To this Tah-You made slow answer. “For many generations we have taken care of our own sick in our own way,” said he. “I do not think Washington should require us to give up all our ways. You tell Washington that we are able to care for our sick.”
It was only later that the agent found that the little hospital, the pride of his eyes, had been tabooed among the tribe from the very start. On the surface this did not appear. The children marched over, two and two, each morning, and took their prevention medicine with laughter, for it had a sweet taste, and the daily march was a ceremony. Their teacher took occasion to show them the clean white walls and the wide soft beds, and told them to tell their parents that this beautiful little house was for any one who was sick.
To this they all listened with that patient docility which is their most marked characteristic, and some of the old men came and looked at the “medicine house” and spoke with the “medicine woman,” and while they did not show enthusiasm, they were not openly opposed.
All this gave way to a hidden, determined aversion after one of the employees had died in the place. The nurse, being sheathed in the boiler iron of her own superstitions, could not understand the change in the attitude of the red people. It was not her business to give way to or even to take into account their own feelings. If they were sick she insisted that the superintendent hale them forthwith to her rooms and bind them on her beds of painful neatness. The opposition of the old people she would put down with the bayonet if necessary.
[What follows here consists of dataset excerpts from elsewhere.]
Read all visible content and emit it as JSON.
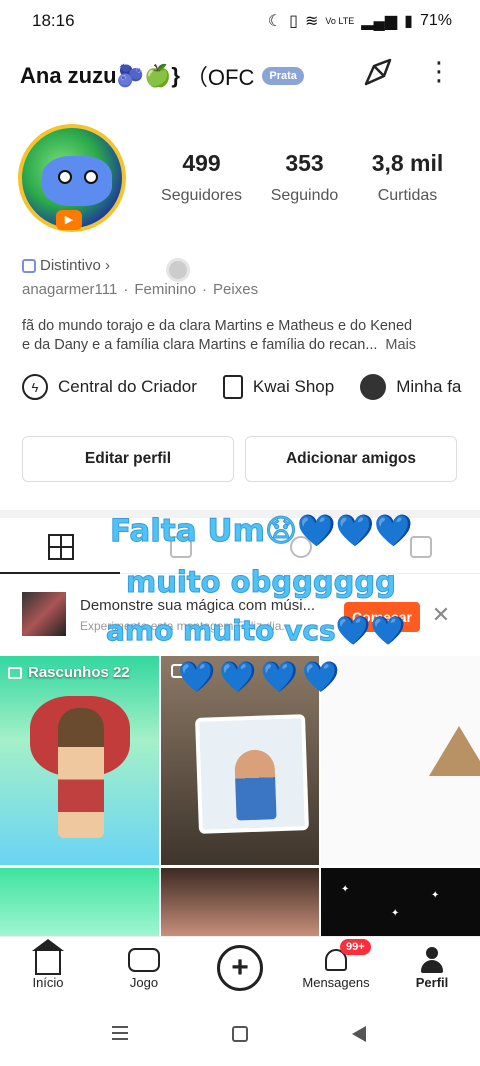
{
  "status_bar": {
    "time": "18:16",
    "battery": "71%",
    "network": "Vo LTE"
  },
  "header": {
    "title": "Ana zuzu🫐🍏}",
    "title_suffix": "（OFC",
    "badge": "Prata"
  },
  "stats": [
    {
      "value": "499",
      "label": "Seguidores"
    },
    {
      "value": "353",
      "label": "Seguindo"
    },
    {
      "value": "3,8 mil",
      "label": "Curtidas"
    }
  ],
  "profile": {
    "distintivo": "Distintivo ›",
    "username": "anagarmer111",
    "gender": "Feminino",
    "sign": "Peixes",
    "bio_line1": "fã do mundo torajo e da clara Martins e Matheus e do Kened",
    "bio_line2": "e da Dany e a família clara Martins e família do recan...",
    "bio_more": "Mais"
  },
  "quick_links": [
    {
      "label": "Central do Criador",
      "icon": "lightning-icon"
    },
    {
      "label": "Kwai Shop",
      "icon": "shopping-bag-icon"
    },
    {
      "label": "Minha fa",
      "icon": "avatar-icon"
    }
  ],
  "buttons": {
    "edit": "Editar perfil",
    "add": "Adicionar amigos"
  },
  "overlay": {
    "line1": "Falta Um😧💙💙💙",
    "line2": "muito obgggggg",
    "line3": "amo muito vcs💙💙",
    "line4": "💙💙💙💙"
  },
  "promo": {
    "title": "Demonstre sua mágica com músi...",
    "subtitle": "Experimente esta montagem Feliz dia...",
    "cta": "Começar"
  },
  "grid": {
    "drafts_label": "Rascunhos 22"
  },
  "bottom_nav": {
    "inicio": "Início",
    "jogo": "Jogo",
    "mensagens": "Mensagens",
    "perfil": "Perfil",
    "badge": "99+"
  }
}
A group of the old men came to the agent and said: “Friend, a white man has died in the medicine house. That is bad. Among us we do not let any one use the lodge in which one has died—we burn it and all that is connected with the dead one. There is something evil which comes from the clothing of one who is dead of a disease. We do not wish our children to enter this medicine house.”
“Furthermore,” said Tah-You, “there are many bottles standing about in the house, and they stink very strong—they make us sick even when we go in for a few moments. It is not good for our children to sleep there when they are ill.
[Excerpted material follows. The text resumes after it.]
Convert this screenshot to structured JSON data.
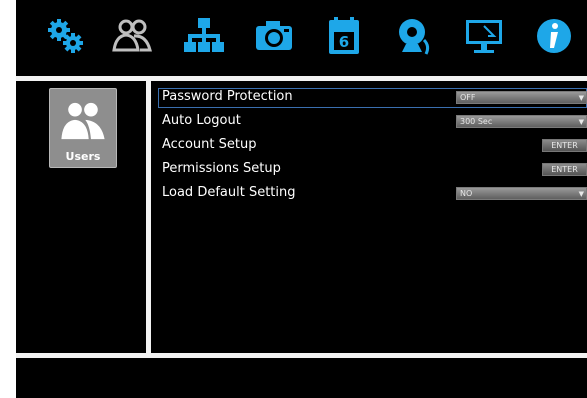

“More than this,” continued Tah-You, prompted by another, “the medicine woman drinks whisky in the night, and our children ought not to see that their medicine woman is a drunkard.”
Slowly and painfully Mr. Williams explained that all the bed-clothes were purified and the room made clean after a person died in it. Also that the smell of the bottles was not harmful. As to the medicine woman and her drinking, they were mistaken. She was taking some drink for her cough.
“We do not believe in keeping a house for people to die in,” repeated Tah-You. “Spirits and things evil hover round such a place. They cry in the night and make a sick child worse. They are very lonely. It is better that they come back to the tepee when they are ill. The children are now frightened, and we want you to promise that when any of them fall sick you will not send them to this lonesome house which is death-tainted.”